Less than a year after building its pipeline through an acquisition, Renovis Inc. raised $45 million through a Series E round of financing.

"Products are critical," Renovis Chief Financial Officer John Doyle told BioWorld Today, noting the company's three clinical-stage candidates. "The diverse list of product opportunities, backed up by a preclinical program that promises to generate investigational new drug applications in 2004 and 2005, were really the differentiator for investors. And this financing represented an effort to reach out to investors in Asia, Europe and the U.S., and we were fortunate to get interest from all those places."

The South San Francisco-based firm has raised $96 million to date through four rounds of venture financing and an equity issue as part of its acquisition of Centaur Pharmaceuticals Inc. The December purchase of the Sunnyvale, Calif.-based company, in which Renovis exchanged $1.25 million in cash and up to 30 percent of its stock, brought on board two late-stage clinical products, several preclinical compounds and a compound library.

Doyle said the latest financing would last into 2006, during which time Renovis plans to use the funds to push its clinical programs in pain, and also advance preclinical programs in pain and neuroinflammation toward the clinic.

Courtesy of its asset acquisition, privately held Renovis' most advanced drug is advancing in a Phase III program under the stewardship of AstraZeneca plc.

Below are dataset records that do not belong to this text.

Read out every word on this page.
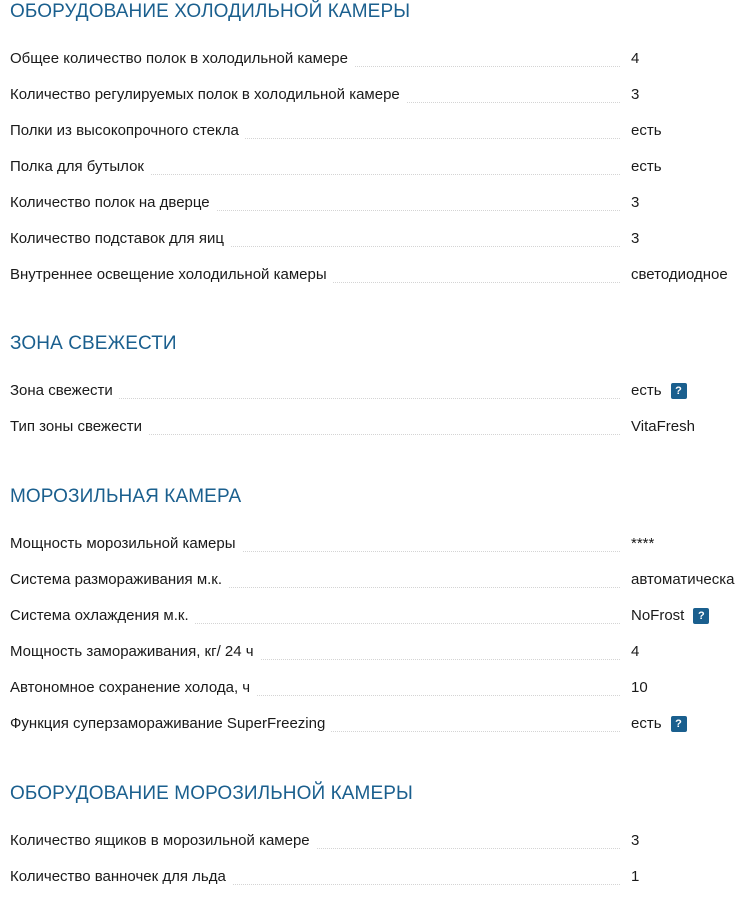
ОБОРУДОВАНИЕ ХОЛОДИЛЬНОЙ КАМЕРЫ
Общее количество полок в холодильной камере	4
Количество регулируемых полок в холодильной камере	3
Полки из высокопрочного стекла	есть
Полка для бутылок	есть
Количество полок на дверце	3
Количество подставок для яиц	3
Внутреннее освещение холодильной камеры	светодиодное
ЗОНА СВЕЖЕСТИ
Зона свежести	есть	?
Тип зоны свежести	VitaFresh
МОРОЗИЛЬНАЯ КАМЕРА
Мощность морозильной камеры	****
Система размораживания м.к.	автоматическа
Система охлаждения м.к.	NoFrost	?
Мощность замораживания, кг/ 24 ч	4
Автономное сохранение холода, ч	10
Функция суперзамораживание SuperFreezing	есть	?
ОБОРУДОВАНИЕ МОРОЗИЛЬНОЙ КАМЕРЫ
Количество ящиков в морозильной камере	3
Количество ванночек для льда	1
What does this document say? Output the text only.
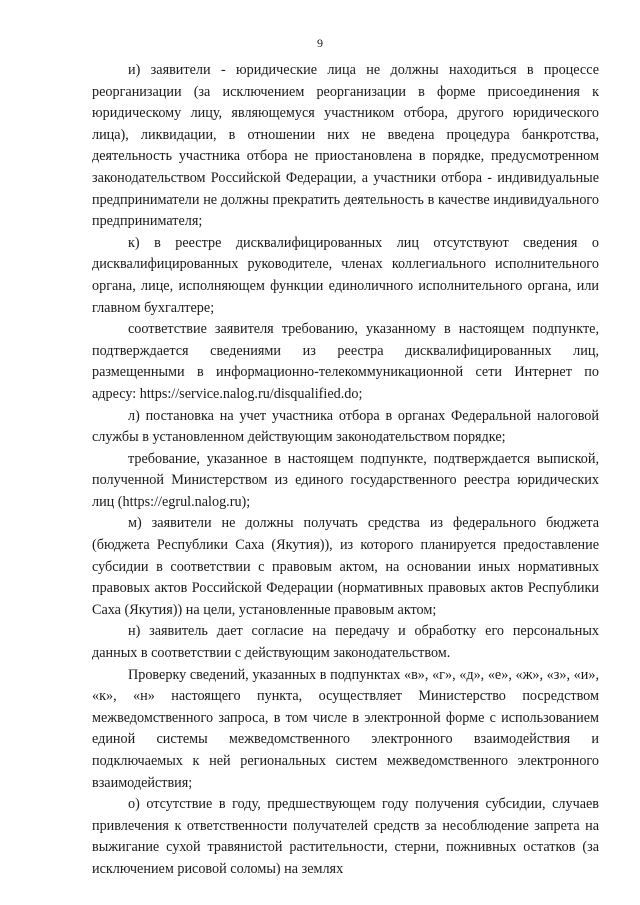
9

и) заявители - юридические лица не должны находиться в процессе реорганизации (за исключением реорганизации в форме присоединения к юридическому лицу, являющемуся участником отбора, другого юридического лица), ликвидации, в отношении них не введена процедура банкротства, деятельность участника отбора не приостановлена в порядке, предусмотренном законодательством Российской Федерации, а участники отбора - индивидуальные предприниматели не должны прекратить деятельность в качестве индивидуального предпринимателя;

к) в реестре дисквалифицированных лиц отсутствуют сведения о дисквалифицированных руководителе, членах коллегиального исполнительного органа, лице, исполняющем функции единоличного исполнительного органа, или главном бухгалтере;

соответствие заявителя требованию, указанному в настоящем подпункте, подтверждается сведениями из реестра дисквалифицированных лиц, размещенными в информационно-телекоммуникационной сети Интернет по адресу: https://service.nalog.ru/disqualified.do;

л) постановка на учет участника отбора в органах Федеральной налоговой службы в установленном действующим законодательством порядке;

требование, указанное в настоящем подпункте, подтверждается выпиской, полученной Министерством из единого государственного реестра юридических лиц (https://egrul.nalog.ru);

м) заявители не должны получать средства из федерального бюджета (бюджета Республики Саха (Якутия)), из которого планируется предоставление субсидии в соответствии с правовым актом, на основании иных нормативных правовых актов Российской Федерации (нормативных правовых актов Республики Саха (Якутия)) на цели, установленные правовым актом;

н) заявитель дает согласие на передачу и обработку его персональных данных в соответствии с действующим законодательством.

Проверку сведений, указанных в подпунктах «в», «г», «д», «е», «ж», «з», «и», «к», «н» настоящего пункта, осуществляет Министерство посредством межведомственного запроса, в том числе в электронной форме с использованием единой системы межведомственного электронного взаимодействия и подключаемых к ней региональных систем межведомственного электронного взаимодействия;

о) отсутствие в году, предшествующем году получения субсидии, случаев привлечения к ответственности получателей средств за несоблюдение запрета на выжигание сухой травянистой растительности, стерни, пожнивных остатков (за исключением рисовой соломы) на землях
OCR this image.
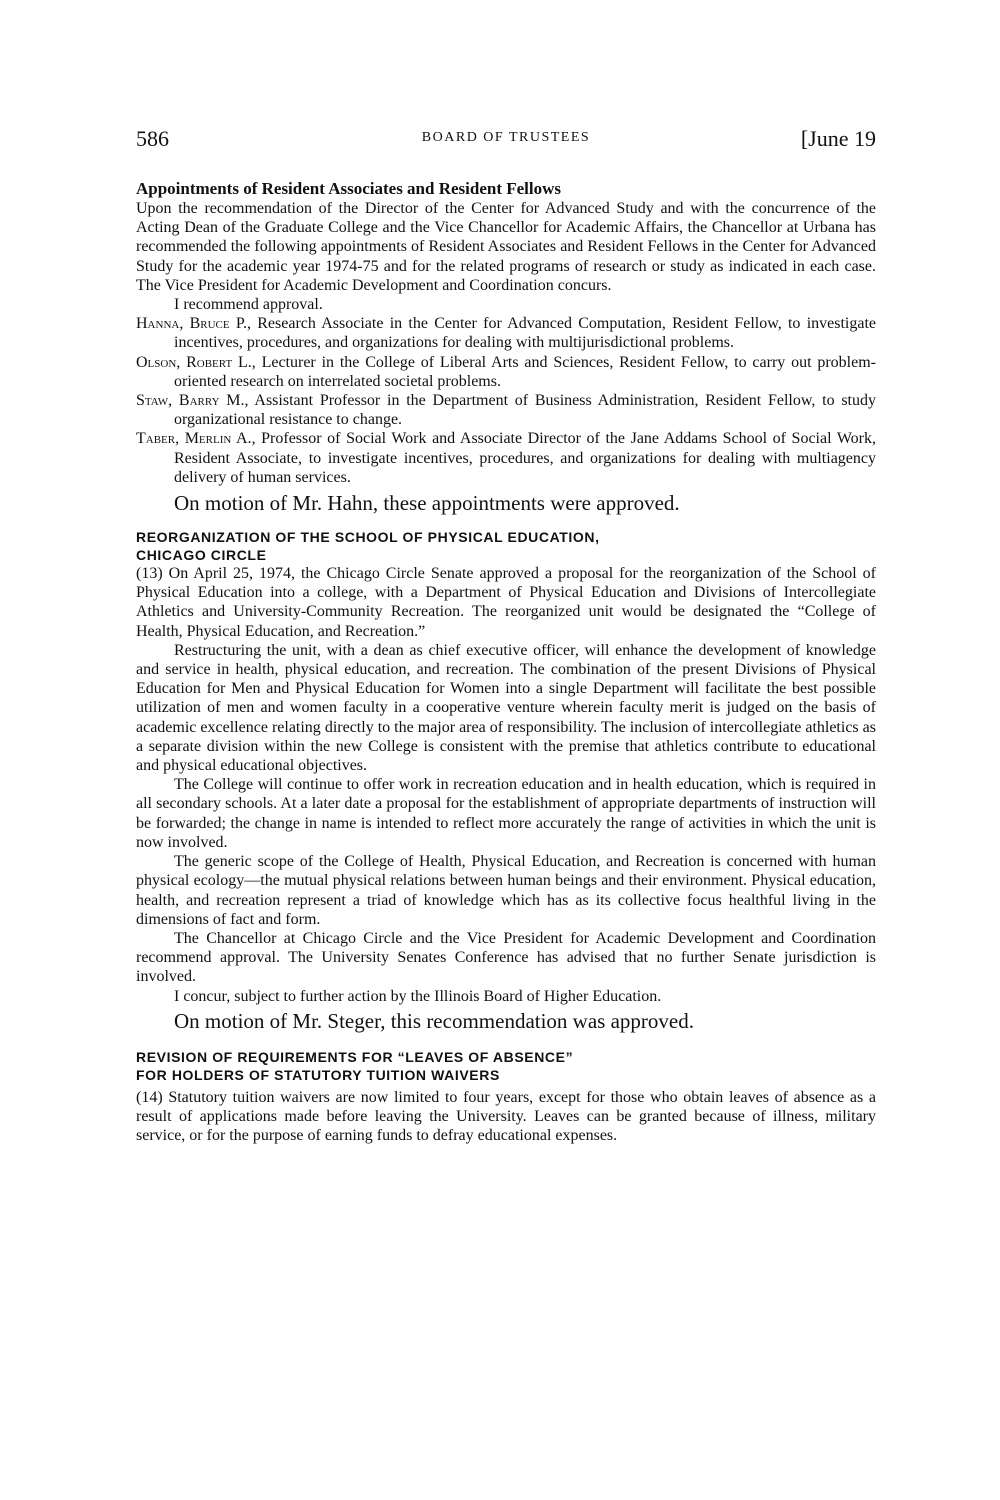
586	BOARD OF TRUSTEES	[June 19

Appointments of Resident Associates and Resident Fellows

Upon the recommendation of the Director of the Center for Advanced Study and with the concurrence of the Acting Dean of the Graduate College and the Vice Chancellor for Academic Affairs, the Chancellor at Urbana has recommended the following appointments of Resident Associates and Resident Fellows in the Center for Advanced Study for the academic year 1974-75 and for the related programs of research or study as indicated in each case. The Vice President for Academic Development and Coordination concurs.

I recommend approval.

Hanna, Bruce P., Research Associate in the Center for Advanced Computation, Resident Fellow, to investigate incentives, procedures, and organizations for dealing with multijurisdictional problems.

Olson, Robert L., Lecturer in the College of Liberal Arts and Sciences, Resident Fellow, to carry out problem-oriented research on interrelated societal problems.

Staw, Barry M., Assistant Professor in the Department of Business Administration, Resident Fellow, to study organizational resistance to change.

Taber, Merlin A., Professor of Social Work and Associate Director of the Jane Addams School of Social Work, Resident Associate, to investigate incentives, procedures, and organizations for dealing with multiagency delivery of human services.

On motion of Mr. Hahn, these appointments were approved.

REORGANIZATION OF THE SCHOOL OF PHYSICAL EDUCATION,

CHICAGO CIRCLE

(13) On April 25, 1974, the Chicago Circle Senate approved a proposal for the reorganization of the School of Physical Education into a college, with a Department of Physical Education and Divisions of Intercollegiate Athletics and University-Community Recreation. The reorganized unit would be designated the “College of Health, Physical Education, and Recreation.”

Restructuring the unit, with a dean as chief executive officer, will enhance the development of knowledge and service in health, physical education, and recreation. The combination of the present Divisions of Physical Education for Men and Physical Education for Women into a single Department will facilitate the best possible utilization of men and women faculty in a cooperative venture wherein faculty merit is judged on the basis of academic excellence relating directly to the major area of responsibility. The inclusion of intercollegiate athletics as a separate division within the new College is consistent with the premise that athletics contribute to educational and physical educational objectives.

The College will continue to offer work in recreation education and in health education, which is required in all secondary schools. At a later date a proposal for the establishment of appropriate departments of instruction will be forwarded; the change in name is intended to reflect more accurately the range of activities in which the unit is now involved.

The generic scope of the College of Health, Physical Education, and Recreation is concerned with human physical ecology—the mutual physical relations between human beings and their environment. Physical education, health, and recreation represent a triad of knowledge which has as its collective focus healthful living in the dimensions of fact and form.

The Chancellor at Chicago Circle and the Vice President for Academic Development and Coordination recommend approval. The University Senates Conference has advised that no further Senate jurisdiction is involved.

I concur, subject to further action by the Illinois Board of Higher Education.

On motion of Mr. Steger, this recommendation was approved.

REVISION OF REQUIREMENTS FOR “LEAVES OF ABSENCE”

FOR HOLDERS OF STATUTORY TUITION WAIVERS

(14) Statutory tuition waivers are now limited to four years, except for those who obtain leaves of absence as a result of applications made before leaving the University. Leaves can be granted because of illness, military service, or for the purpose of earning funds to defray educational expenses.
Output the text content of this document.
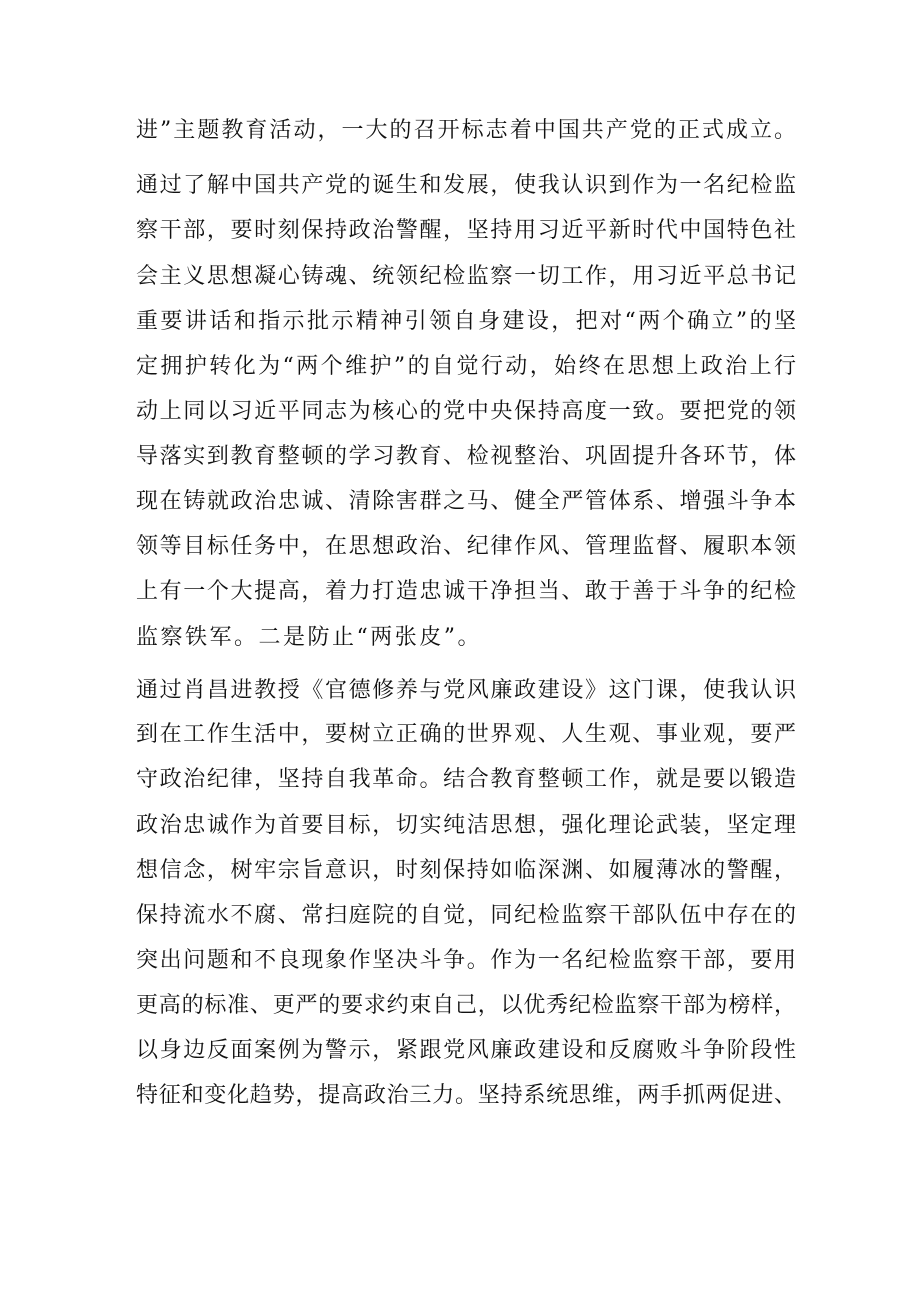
进”主题教育活动，一大的召开标志着中国共产党的正式成立。
通过了解中国共产党的诞生和发展，使我认识到作为一名纪检监
察干部，要时刻保持政治警醒，坚持用习近平新时代中国特色社
会主义思想凝心铸魂、统领纪检监察一切工作，用习近平总书记
重要讲话和指示批示精神引领自身建设，把对“两个确立”的坚
定拥护转化为“两个维护”的自觉行动，始终在思想上政治上行
动上同以习近平同志为核心的党中央保持高度一致。要把党的领
导落实到教育整顿的学习教育、检视整治、巩固提升各环节，体
现在铸就政治忠诚、清除害群之马、健全严管体系、增强斗争本
领等目标任务中，在思想政治、纪律作风、管理监督、履职本领
上有一个大提高，着力打造忠诚干净担当、敢于善于斗争的纪检
监察铁军。二是防止“两张皮”。
通过肖昌进教授《官德修养与党风廉政建设》这门课，使我认识
到在工作生活中，要树立正确的世界观、人生观、事业观，要严
守政治纪律，坚持自我革命。结合教育整顿工作，就是要以锻造
政治忠诚作为首要目标，切实纯洁思想，强化理论武装，坚定理
想信念，树牢宗旨意识，时刻保持如临深渊、如履薄冰的警醒，
保持流水不腐、常扫庭院的自觉，同纪检监察干部队伍中存在的
突出问题和不良现象作坚决斗争。作为一名纪检监察干部，要用
更高的标准、更严的要求约束自己，以优秀纪检监察干部为榜样，
以身边反面案例为警示，紧跟党风廉政建设和反腐败斗争阶段性
特征和变化趋势，提高政治三力。坚持系统思维，两手抓两促进、
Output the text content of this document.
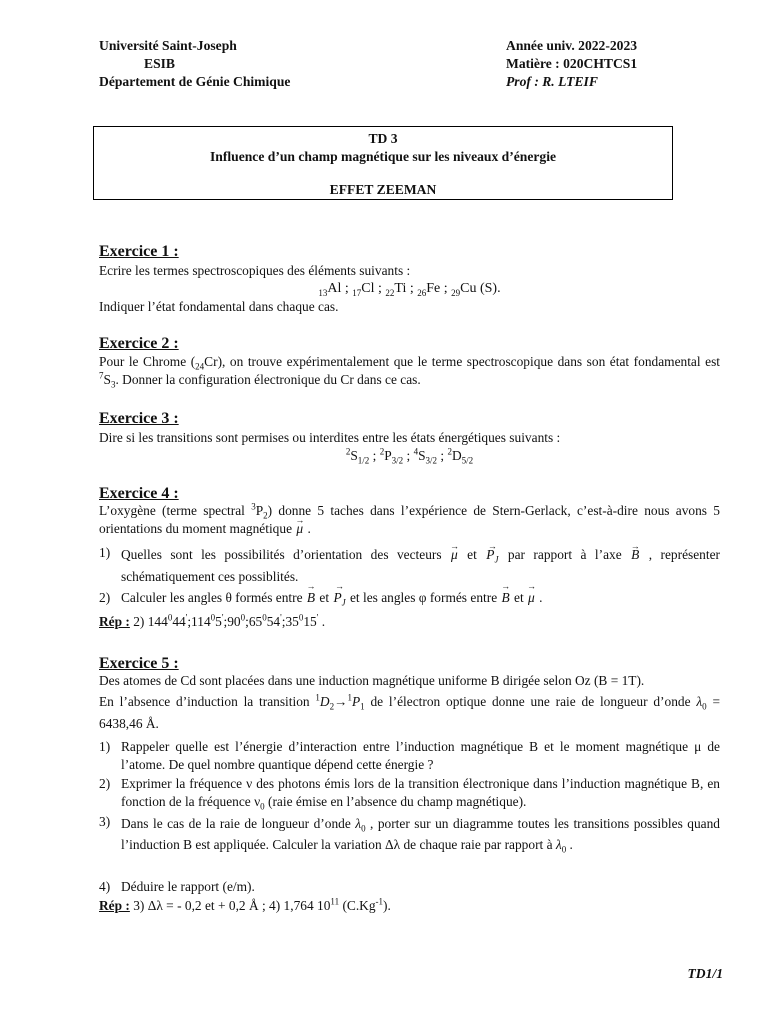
Université Saint-Joseph
ESIB
Département de Génie Chimique
Année univ. 2022-2023
Matière : 020CHTCS1
Prof : R. LTEIF
TD 3
Influence d’un champ magnétique sur les niveaux d’énergie
EFFET ZEEMAN
Exercice 1 :
Ecrire les termes spectroscopiques des éléments suivants :
$_{13}$Al ; $_{17}$Cl ; $_{22}$Ti ; $_{26}$Fe ; $_{29}$Cu (S).
Indiquer l’état fondamental dans chaque cas.
Exercice 2 :
Pour le Chrome $(_{24}Cr)$, on trouve expérimentalement que le terme spectroscopique dans son état fondamental est $^7S_3$. Donner la configuration électronique du Cr dans ce cas.
Exercice 3 :
Dire si les transitions sont permises ou interdites entre les états énergétiques suivants :
$^2S_{1/2}$ ; $^2P_{3/2}$ ; $^4S_{3/2}$ ; $^2D_{5/2}$
Exercice 4 :
L’oxygène (terme spectral $^3P_2$) donne 5 taches dans l’expérience de Stern-Gerlack, c’est-à-dire nous avons 5 orientations du moment magnétique → μ .
1) Quelles sont les possibilités d’orientation des vecteurs → μ et → $P_J$ par rapport à l’axe → B , représenter schématiquement ces possiblités.
2) Calculer les angles θ formés entre → B et → $P_J$ et les angles φ formés entre → B et → μ .
Rép : 2) $144^044';114^05';90^0;65^054';35^015'$ .
Exercice 5 :
Des atomes de Cd sont placées dans une induction magnétique uniforme B dirigée selon Oz (B = 1T).
En l’absence d’induction la transition $^1D_2\to^1P_1$ de l’électron optique donne une raie de longueur d’onde $\lambda_0 = 6438,46$ Å.
1) Rappeler quelle est l’énergie d’interaction entre l’induction magnétique B et le moment magnétique μ de l’atome. De quel nombre quantique dépend cette énergie ?
2) Exprimer la fréquence ν des photons émis lors de la transition électronique dans l’induction magnétique B, en fonction de la fréquence $\nu_0$ (raie émise en l’absence du champ magnétique).
3) Dans le cas de la raie de longueur d’onde $\lambda_0$ , porter sur un diagramme toutes les transitions possibles quand l’induction B est appliquée. Calculer la variation Δλ de chaque raie par rapport à $\lambda_0$ .
4) Déduire le rapport (e/m).
Rép : 3) Δλ = - 0,2 et + 0,2 Å ; 4) 1,764 $10^{11}$ $(C.Kg^{-1})$.
TD1/1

From Centaur, London-based AstraZeneca licensed the acute ischemic stroke product, Cerovive (NXY-059). The nitrone, a free radical scavenger, is a neuroprotectant designed for administration immediately following a stroke without the need of a CAT scan. Thrombolytic clot-busting drugs require CAT scans prior to administration, which can cost patients crucial time, Doyle said.

Renovis recently received a $4.5 million milestone payment when AstraZeneca moved Cerovive into a multiyear pivotal program, which will include two 1,500-patient studies. One will focus on U.S. patients, and the other will evaluate the compound in Europe and the rest of the world. Doyle said Renovis would receive similar milestone payments upon AstraZeneca's submission of a new drug application and approval, followed by double-digit royalties if the product is approved.

Its internal clinical pipeline includes REN-1654, a product in a Phase II program for neuropathic pain that also was acquired from Centaur. Doyle said the orally available small molecule was studied for Parkinson's disease dementia, but Renovis decided to initially study the neuro-anti-inflammatory compound in a quicker, less-expensive indication to determine its efficacy.

"And we had excellent results in a number of preclinical models of neuropathic pain that led us in this direction," he added.

Another internal compound, REN-213, is a combination of a kappa opioid called nalbuphine with an antagonist called naloxone. Doyle said that Renovis would file an investigational new drug application in the next two weeks to evaluate the drug in post-operative pain indications, with Phase I trials scheduled to begin later this year.

"Kappa opioids are advantageous because they do not have traditional side effects associated with mu opioids, such as constipation, cognitive impairment and addiction," he added. "So when available, that drug essentially would be a replacement for morphine because it provides similar analgesia without the negative side effects."

Doyle said REN-213's human safety and efficacy already has been studied in investigator-initiated trials.

From its preclinical pipeline, Renovis expects to file an investigational new drug application for a neuropathic pain molecule to follow as a backup for REN-1654. Doyle added that the preclinical neuroinflammation program has reached the lead optimization stage.

New York-based Easton Hunt Capital Partners led the financing and added its managing partner, John Friedman, to Renovis' board in the process. The round also included first-time investments from HealthCap, of Stockholm, Sweden; MDS Capital, of Toronto; Invus Group, of New York; CDIB BioScience Ventures, of Taipei, Taiwan; and others. Returning investors included Alta Partners, of San Francisco; Venrock Associates, of New York; Flagship Ventures, of Cambridge, Mass.; Skyline Ventures, of Palo Alto, Calif.; and HBM BioVentures, of Zurich, Switzerland.